最終日の午後にはセッション26〜セッション31の6本のセッションが予定されている。その中でセッション30とセッション31の2本はハーフセッションである。全体としては5本のセッションが同時並行で進行する。
セッション名は番号順に、「通信とセンシングに向けた高周波技術」(セッション26)、「パワーコンバーター技術」(セッション27)、「無線接続」(セッション28)、「最先端のバイオメディカルシステム」(セッション29)、「次世代メモリ」(セッション30)、「機械学習に向けたインメモリ・コンピューティング」(セッション31)となっている。今回はセッション26とセッション27のハイライトをお届けしよう。
65GHz帯のミリ波を放射する線形パワーアンプをCMOSで実現
セッション26の「通信とセンシングに向けた高周波技術」では、ミリ波帯域の増幅回路とサブテラヘルツ波帯域のセンサーシステムが登場する。
Georgia Institute of Technologyは、65GHz帯のミリ波を放射する、CMOS線形パワーアンプ回路を発表する(講演番号26.2)。ドハティ方式の負荷変調によって64値のQAM(直交振幅変調)信号を6Gビット/秒で出力する。65GHz帯域における1dB利得圧縮点の出力は19dBm。電力付加効率(PAE)はピーク出力のときに27.5%、6dBバックオフ出力のときに20.1%。

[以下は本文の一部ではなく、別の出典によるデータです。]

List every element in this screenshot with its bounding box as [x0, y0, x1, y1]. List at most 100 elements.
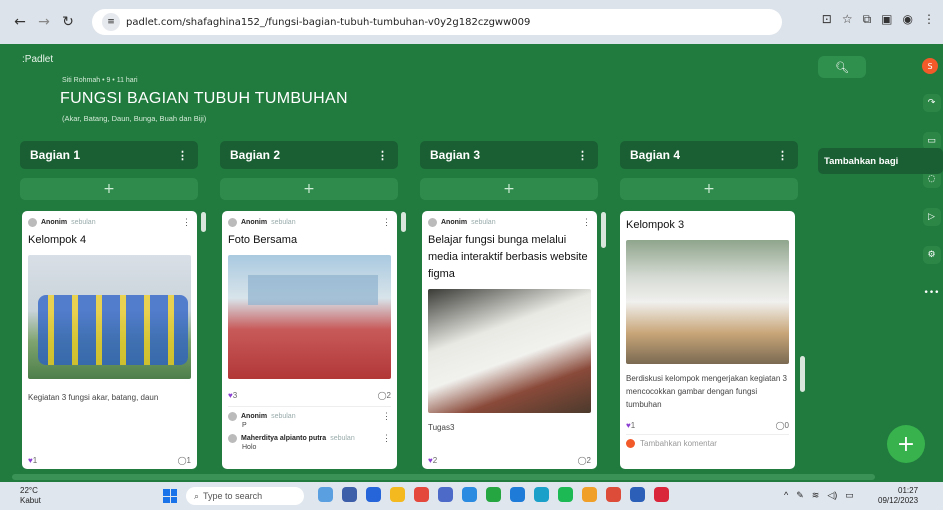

製造技術は45nmのSOI CMOSプロセスである。
Georgia Institute of Technologyは、20GHz帯域から30GHz帯域をカバーするミリ波の線形パワーアンプ回路も発表する(講演番号26.6)。連続モードの高調波同調による周波数調整機能を搭載した。1dB利得圧縮点の帯域幅は19GHz〜29.5GHz、S21 3dB帯域幅は17.7GHz〜32.3GHzである。18Gビット/秒の64値QAM信号と8Gビット/秒の256値QAM信号を平均出力8.7dBmでサポートする。総合電力付加効率(PAE)は16.3%、ピークPAEは20%である。

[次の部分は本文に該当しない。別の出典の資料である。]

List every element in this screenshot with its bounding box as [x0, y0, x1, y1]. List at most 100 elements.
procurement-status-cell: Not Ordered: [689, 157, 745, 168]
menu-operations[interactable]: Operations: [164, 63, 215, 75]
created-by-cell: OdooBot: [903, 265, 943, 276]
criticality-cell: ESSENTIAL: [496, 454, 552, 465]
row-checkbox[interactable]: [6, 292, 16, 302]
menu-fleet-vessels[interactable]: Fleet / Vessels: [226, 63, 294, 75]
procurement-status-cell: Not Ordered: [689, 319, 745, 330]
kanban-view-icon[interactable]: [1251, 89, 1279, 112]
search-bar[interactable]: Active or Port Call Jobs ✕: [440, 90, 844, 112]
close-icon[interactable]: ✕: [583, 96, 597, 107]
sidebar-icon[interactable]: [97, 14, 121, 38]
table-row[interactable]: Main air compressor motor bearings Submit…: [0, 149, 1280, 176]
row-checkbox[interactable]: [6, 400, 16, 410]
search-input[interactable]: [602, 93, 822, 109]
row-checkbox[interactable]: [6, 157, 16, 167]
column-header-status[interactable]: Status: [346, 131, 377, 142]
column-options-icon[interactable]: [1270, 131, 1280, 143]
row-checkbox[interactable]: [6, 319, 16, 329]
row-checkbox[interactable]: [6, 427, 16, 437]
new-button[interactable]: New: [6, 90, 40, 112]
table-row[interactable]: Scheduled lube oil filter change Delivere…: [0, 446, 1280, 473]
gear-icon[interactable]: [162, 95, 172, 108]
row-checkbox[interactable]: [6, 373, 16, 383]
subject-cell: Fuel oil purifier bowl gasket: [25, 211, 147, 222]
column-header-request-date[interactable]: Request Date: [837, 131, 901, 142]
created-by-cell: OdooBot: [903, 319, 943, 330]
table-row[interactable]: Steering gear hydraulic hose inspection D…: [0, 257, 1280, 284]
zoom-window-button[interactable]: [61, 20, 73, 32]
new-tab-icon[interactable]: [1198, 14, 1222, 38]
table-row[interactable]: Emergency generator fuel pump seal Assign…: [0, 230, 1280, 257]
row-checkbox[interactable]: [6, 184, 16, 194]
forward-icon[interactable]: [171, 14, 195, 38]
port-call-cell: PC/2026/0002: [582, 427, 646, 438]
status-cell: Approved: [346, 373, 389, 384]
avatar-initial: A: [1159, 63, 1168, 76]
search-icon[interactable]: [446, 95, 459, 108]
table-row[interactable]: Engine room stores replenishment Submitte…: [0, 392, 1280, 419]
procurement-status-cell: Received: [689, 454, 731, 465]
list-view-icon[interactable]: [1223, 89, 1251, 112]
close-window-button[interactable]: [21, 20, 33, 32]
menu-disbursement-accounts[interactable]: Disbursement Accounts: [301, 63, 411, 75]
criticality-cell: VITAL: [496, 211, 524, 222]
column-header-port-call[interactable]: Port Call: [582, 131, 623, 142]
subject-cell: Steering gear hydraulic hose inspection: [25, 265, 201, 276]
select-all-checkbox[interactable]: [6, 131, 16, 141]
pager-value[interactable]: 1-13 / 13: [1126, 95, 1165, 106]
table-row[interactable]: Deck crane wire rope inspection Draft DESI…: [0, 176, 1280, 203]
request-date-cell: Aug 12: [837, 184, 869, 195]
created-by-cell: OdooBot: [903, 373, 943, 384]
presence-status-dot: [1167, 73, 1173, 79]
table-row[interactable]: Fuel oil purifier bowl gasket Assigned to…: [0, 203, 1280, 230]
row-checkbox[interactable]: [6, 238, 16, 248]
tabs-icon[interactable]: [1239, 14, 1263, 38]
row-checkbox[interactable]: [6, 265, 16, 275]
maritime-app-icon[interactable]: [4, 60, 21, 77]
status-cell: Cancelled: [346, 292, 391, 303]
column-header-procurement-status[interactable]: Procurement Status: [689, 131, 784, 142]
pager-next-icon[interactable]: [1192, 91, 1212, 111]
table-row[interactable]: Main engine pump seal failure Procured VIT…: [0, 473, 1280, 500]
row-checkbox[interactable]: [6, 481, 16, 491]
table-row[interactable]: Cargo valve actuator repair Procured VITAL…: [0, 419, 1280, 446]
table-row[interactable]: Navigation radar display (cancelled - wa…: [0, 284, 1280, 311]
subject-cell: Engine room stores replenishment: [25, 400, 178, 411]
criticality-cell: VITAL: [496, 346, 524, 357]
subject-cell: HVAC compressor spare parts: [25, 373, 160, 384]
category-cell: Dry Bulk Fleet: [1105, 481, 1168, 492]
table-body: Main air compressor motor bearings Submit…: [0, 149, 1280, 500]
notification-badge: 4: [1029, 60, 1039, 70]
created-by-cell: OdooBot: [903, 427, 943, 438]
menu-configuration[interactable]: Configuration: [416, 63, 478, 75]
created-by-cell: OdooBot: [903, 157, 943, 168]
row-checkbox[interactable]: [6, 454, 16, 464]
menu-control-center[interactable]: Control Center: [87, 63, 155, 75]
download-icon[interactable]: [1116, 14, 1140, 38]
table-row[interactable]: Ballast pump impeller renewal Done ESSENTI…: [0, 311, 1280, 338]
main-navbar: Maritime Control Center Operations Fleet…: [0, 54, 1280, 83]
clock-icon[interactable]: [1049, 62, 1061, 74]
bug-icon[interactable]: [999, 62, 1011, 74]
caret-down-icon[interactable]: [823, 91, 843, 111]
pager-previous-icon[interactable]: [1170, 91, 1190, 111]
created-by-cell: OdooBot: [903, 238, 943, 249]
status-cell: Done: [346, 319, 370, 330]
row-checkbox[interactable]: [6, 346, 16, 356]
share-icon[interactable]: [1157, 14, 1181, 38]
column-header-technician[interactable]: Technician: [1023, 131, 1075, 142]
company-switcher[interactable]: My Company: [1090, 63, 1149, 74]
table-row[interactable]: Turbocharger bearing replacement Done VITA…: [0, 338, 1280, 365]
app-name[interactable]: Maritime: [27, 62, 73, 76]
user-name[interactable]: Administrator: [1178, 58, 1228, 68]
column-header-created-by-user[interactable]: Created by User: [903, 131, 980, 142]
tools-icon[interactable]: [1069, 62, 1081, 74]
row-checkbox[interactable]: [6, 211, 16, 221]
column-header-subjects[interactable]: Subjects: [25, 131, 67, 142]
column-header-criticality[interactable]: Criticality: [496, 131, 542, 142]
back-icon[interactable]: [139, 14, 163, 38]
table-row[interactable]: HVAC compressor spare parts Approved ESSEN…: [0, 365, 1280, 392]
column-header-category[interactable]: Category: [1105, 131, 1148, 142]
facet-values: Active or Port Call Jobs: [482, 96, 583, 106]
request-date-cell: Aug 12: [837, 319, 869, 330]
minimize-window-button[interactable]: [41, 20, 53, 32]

ドイツのUniversity of WuppertalとドイツのIHP(Innovations for High Performance Microelectronics)、フランスのInstitut Bergonie、フランスのCNRS(国立科学研究センター)、フランスのUniversity of Bordeauxによる共同研究グループは、0.56THzのサブテラヘルツ波を検出するセンサーアレイシステムを報告する(講演番号26.10)。センサーはスプリットリング共振器(SRR)を基本とする。128個のセンサーアレイを内蔵することで、ニアフィールド(近視野)の画像を構築可能にする。サブテラヘルツ波を発生して対象物に照射する機能も内蔵した。アナログ読み出しモードとデジタル読み出しモードを備えており、ダイナミックレンジはアナログモードが93dB(帯域幅1Hz)、デジタルモードが37dB(フレーム速度は28フレーム/秒)。製造技術は0.13μmのSiGeバイポーラCMOSプロセスである。